During my time as a police officer, my friends (other cops) and I drank heavily and partied hard, sometimes to unwind and sometimes to mask a tear. We relieved our stress in the arms of available women. This type of off-duty madness took many of our jobs, including my own. Some of us simply moved on while others took their own lives; rescuers own the stats for divorce, suicide and addiction.

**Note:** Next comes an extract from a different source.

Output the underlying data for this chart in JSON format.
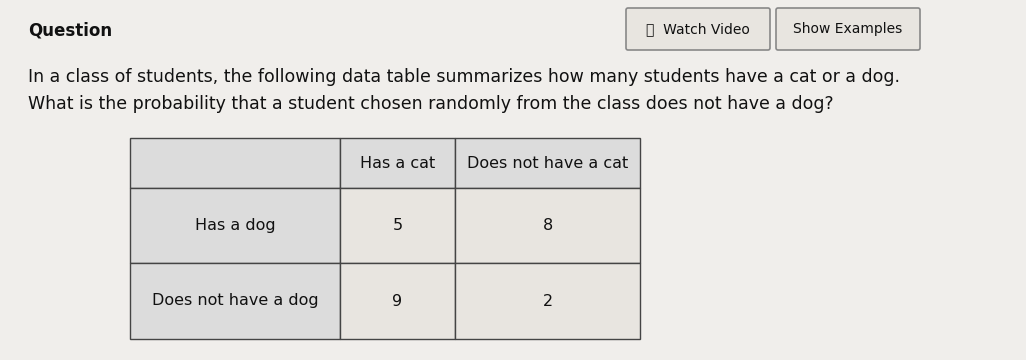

I chose to take my life slowly with self-medication, duplicating my adrenaline rush with a cocaine pipe. I do get to perform a real rescue now and then (once a rescuer, always a rescuer). I have, however, failed miserably at rescuing myself. Nearly 25 years later, I am still jumping from one side of the fence to the other. Now I am back in prison again for possessing a crack pipe. I am facing a mandatory sentence of five years.
On the positive side, I have a captive audience of men in need of rescuing. With my pen, paper and stamps, I help them to obtain drug abuse and mental health treatment. I help them to read, spell and write. I get high seeing the smiles on their faces as they receive news of treatment program acceptance, prison release dates and family correspondence. I feel down when I see them return through the same gates they left.
I am still addicted to the rescue; now if only I can rescue myself. Once a rescuer, always a rescuer -- regardless of the consequence.
Michael Spiker is an inmate at the Oahu Community Correctional Center in Kalihi.